The first STM report has been evaluated from the 2019-2020 call. Claudia Swart-Coipan from the National Institute for Public Health and the Environment (RIVM), The Netherlands visited Nadejda Lupolova at the The Roslin Institute, The University of Edinburgh, UK from 18-25 August 2019 to study Source attribution for Campylobacter using machine learning algorithms.

OBJECTIVE: 

The proposed Short Term Mission (STM) will promote the development of skills in the field of big data epidemiology for the home institute.

The project will apply machine learning techniques, developed and implemented at the Roslin Institute in Scotland, on whole-genome sequences of bacteria, isolated at the home institute in The Netherlands, from humans, animal reservoirs (livestock, wildlife, companion animals), but also from environmental sources i.e. various types of surface water.

REPORT: 

The project has applied machine learning techniques, developed and implemented at the host institute in Scotland (Lupolova et al. 2016, 2017), on whole-genome sequences of bacteria, isolated at the home institute in The Netherlands, from humans, animal reservoirs (livestock, wildlife, companion animals), but also from environmental sources i.e. various types of surface water. 

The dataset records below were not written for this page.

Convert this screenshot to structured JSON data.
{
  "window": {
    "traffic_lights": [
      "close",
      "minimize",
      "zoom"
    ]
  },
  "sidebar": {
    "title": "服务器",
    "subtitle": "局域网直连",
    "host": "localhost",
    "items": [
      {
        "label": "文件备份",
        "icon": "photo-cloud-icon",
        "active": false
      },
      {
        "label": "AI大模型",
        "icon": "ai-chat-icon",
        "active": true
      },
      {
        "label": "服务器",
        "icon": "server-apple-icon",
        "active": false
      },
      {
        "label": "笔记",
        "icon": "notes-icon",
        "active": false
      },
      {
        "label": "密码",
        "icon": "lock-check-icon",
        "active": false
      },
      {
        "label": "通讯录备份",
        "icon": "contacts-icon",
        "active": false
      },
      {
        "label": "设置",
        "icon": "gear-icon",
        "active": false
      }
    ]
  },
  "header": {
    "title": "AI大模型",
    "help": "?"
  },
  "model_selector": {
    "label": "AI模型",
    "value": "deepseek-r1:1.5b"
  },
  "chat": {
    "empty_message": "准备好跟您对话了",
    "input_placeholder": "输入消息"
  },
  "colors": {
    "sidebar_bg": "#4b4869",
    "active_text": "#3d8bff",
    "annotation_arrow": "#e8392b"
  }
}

A first version of a supervised machine learning algorithm – Random Forest was tested on the accessory genome of 786 environmental Campylobacter jejuni isolates, where the various classes were unbalanced. A second version aimed to correct the class imbalance and used an upsampled version of the dataset, where all classes were resampled with replacement to reach the number of isolates of the most numerous class. The accuracy of the second model was ~80%. Use of this model on 272 human isolates rendered comparable results to other source attribution models based on bacterial population genetic structure (e.g. STRUCTURE). Further refinements of the model aim to test various methods of correction for the class imbalance and assess the uncertainty in the probabilities associated with each class, with the final purpose of improvement of the source attribution for the various Campylobacter genotypes by using high resolution typing data (WGS).